Benson lost out on the Toyota dealership to Damian Mills, a Louisiana native who has built the largest Black-owned car dealership network in the country. She threatened to sue when she lost Brandt's Nissan and Infiniti dealerships to rival car mogul Matt Bowers. However, Benson last week withdrew her complaint — the only such complaint Louisiana Motor Vehicle Commission staff can recall ever being lodged.

In a statement on Friday, Benson said she welcomed the new dealerships, which include Volkswagen and Infiniti outlets in south Mississippi and three standalone collision centers.
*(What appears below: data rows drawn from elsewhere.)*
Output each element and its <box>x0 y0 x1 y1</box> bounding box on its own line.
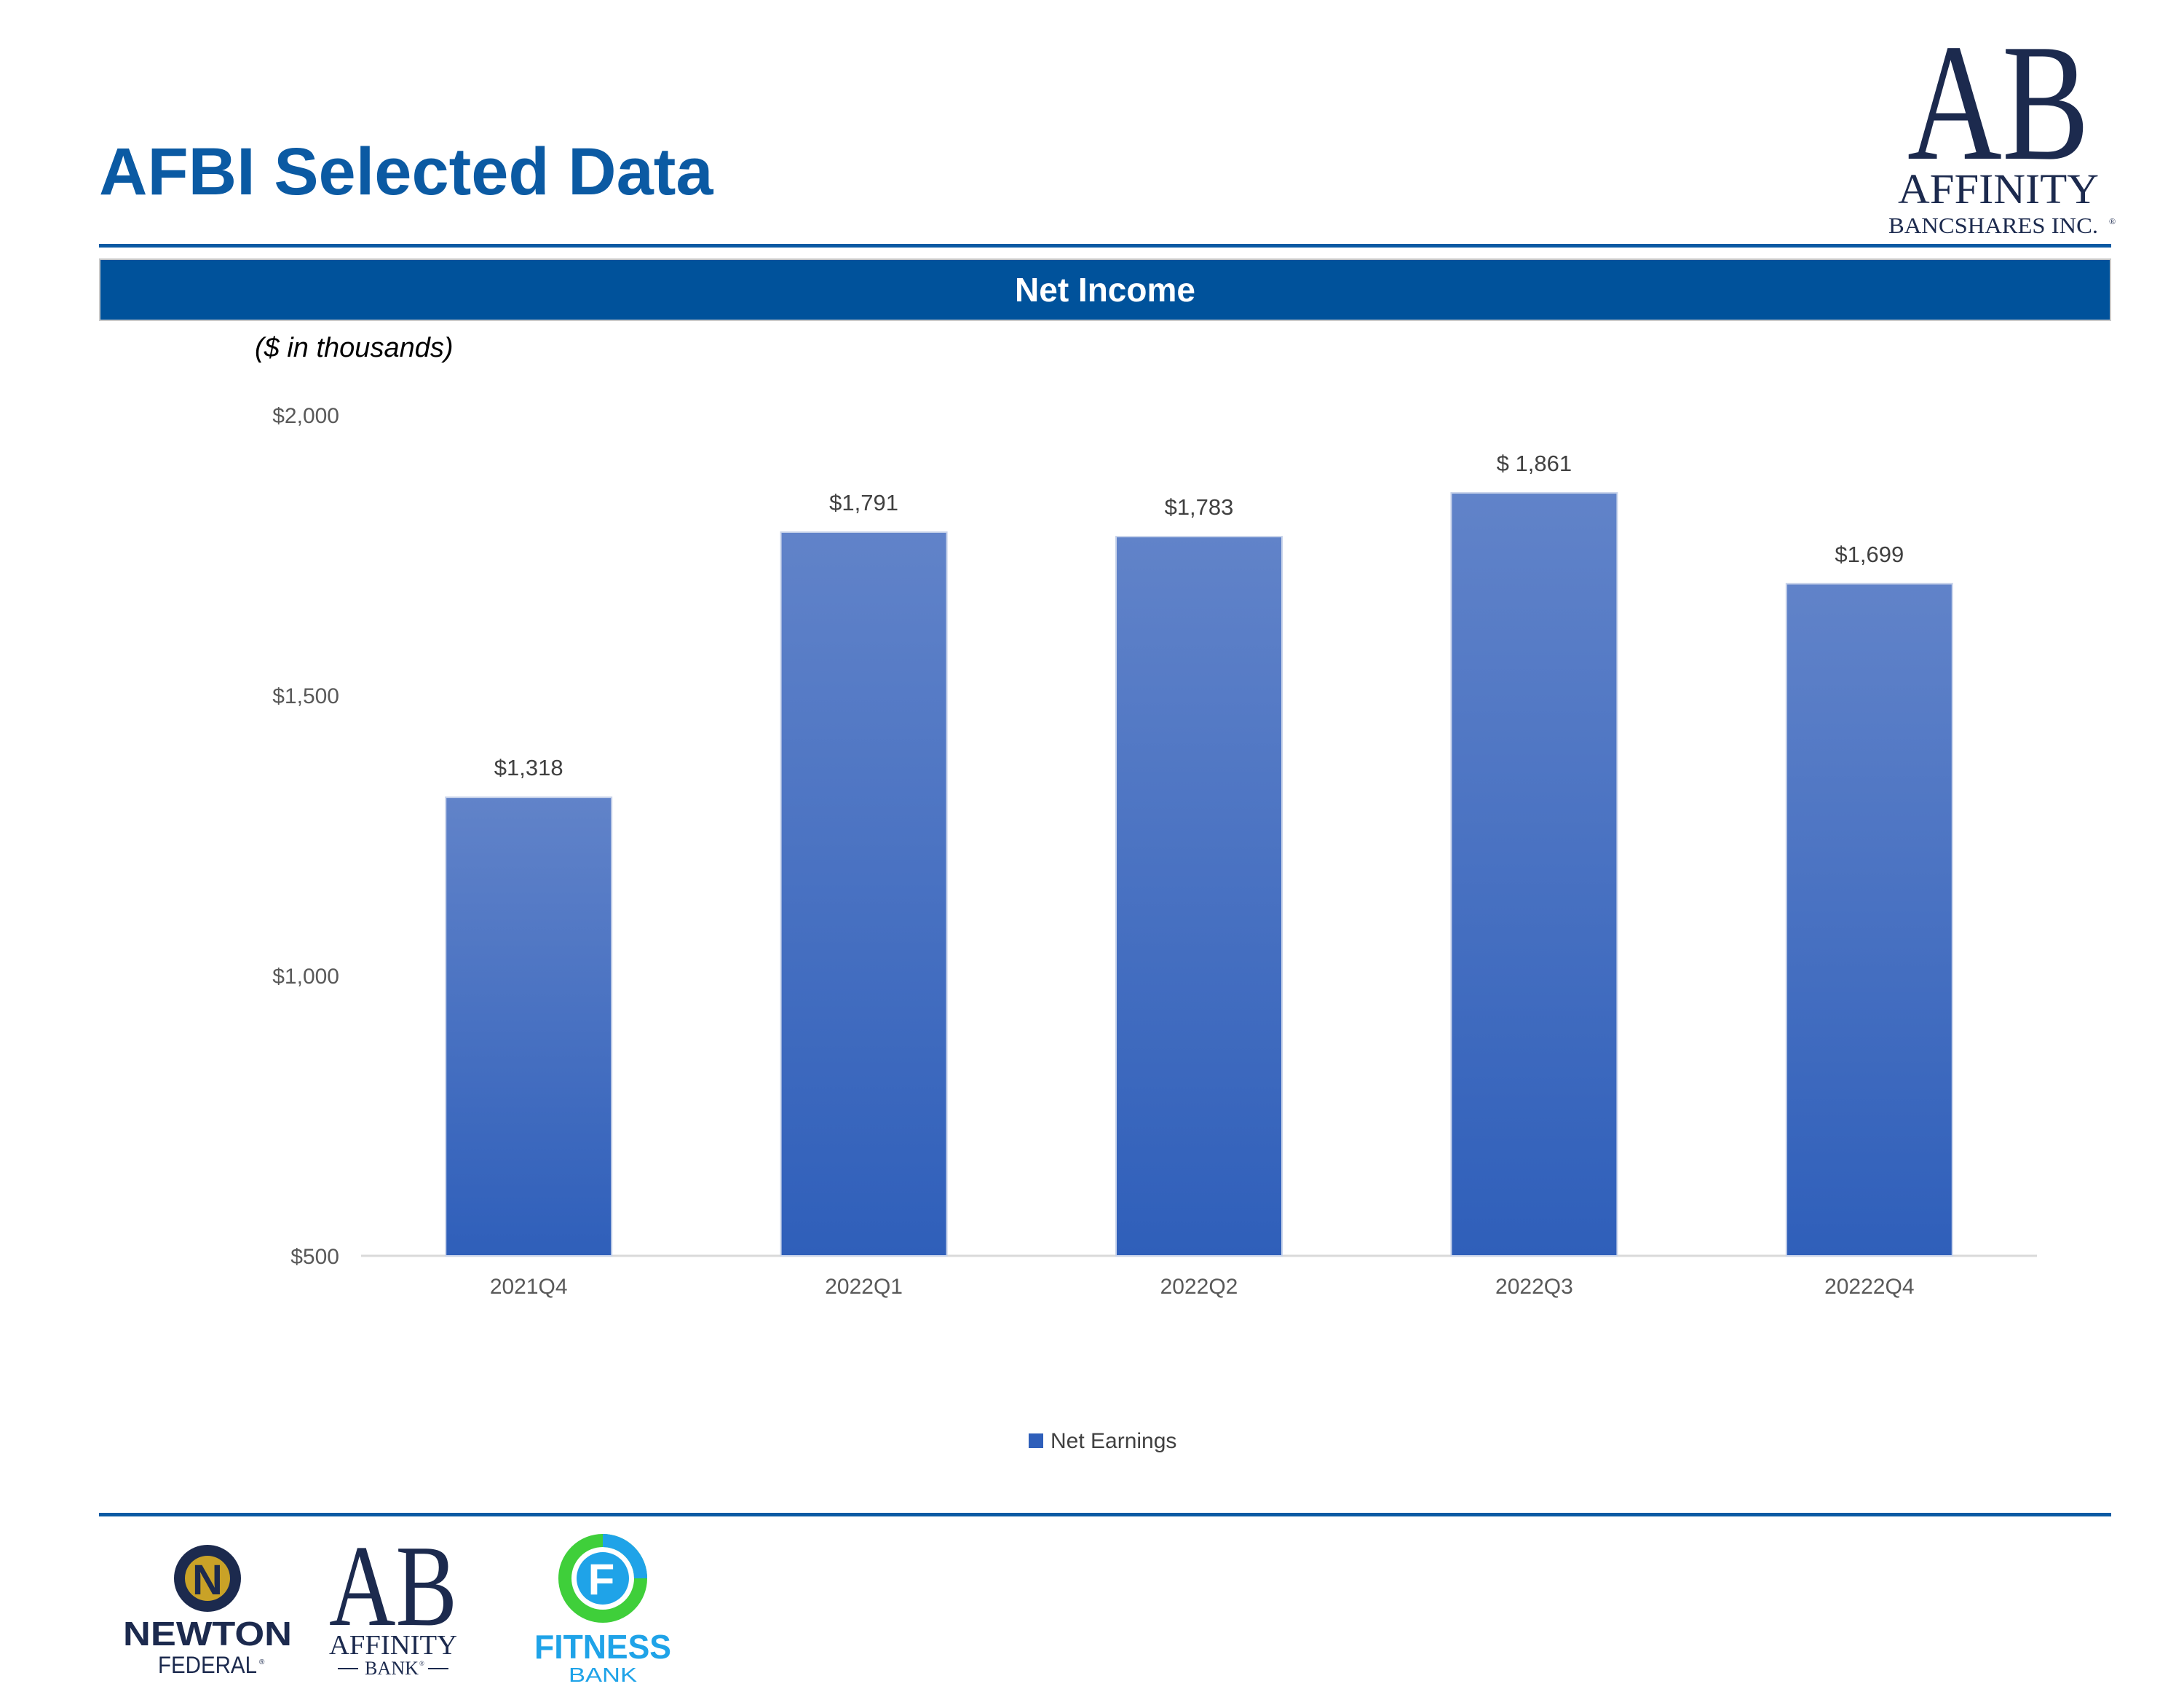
newton-subname: FEDERAL <box>158 1652 257 1678</box>
x-tick-label: 20222Q4 <box>1824 1275 1914 1299</box>
y-tick-label: $1,000 <box>272 965 339 989</box>
net-income-chart: $500 $1,000 $1,500 $2,000 $1,318 $1,791 $1,78… <box>272 404 2037 1453</box>
bar <box>1450 492 1618 1257</box>
legend-label: Net Earnings <box>1051 1429 1176 1453</box>
fitness-badge-letter: F <box>588 1555 615 1604</box>
data-label: $1,791 <box>829 490 898 515</box>
registered-mark: ® <box>419 1660 424 1667</box>
logo-monogram: AB <box>1907 26 2089 195</box>
data-label: $ 1,861 <box>1497 451 1572 476</box>
x-tick-label: 2021Q4 <box>490 1275 568 1299</box>
registered-mark: ® <box>259 1658 265 1666</box>
header-divider <box>99 244 2111 248</box>
logo-monogram: AB <box>329 1529 457 1650</box>
newton-name: NEWTON <box>123 1615 292 1653</box>
bar <box>1115 536 1283 1257</box>
section-banner: Net Income <box>99 258 2111 321</box>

She noted that the additions significantly expand her dealership network from the current three New Orleans outlets — Mercedes-Benz, Chevrolet and Cadillac?— and may be followed by more regional expansion.

The four new dealerships Duhon acquired bring his total network to 40 stores in eight states, making him by far the largest Louisiana-based car dealer.

With the deal behind them and the legal dispute at an end, Jessica Brandt, now 73 and battling cancer herself, said she hopes the sale will mean that she and her grandkids will be able to move on and reconcile.

"My two grandchildren, Zach and Lexie, and I plan to continue to work together on the several philanthropic projects that our family is so passionate about," she said in an emailed statement.

The Hartlines did not comment on future plans.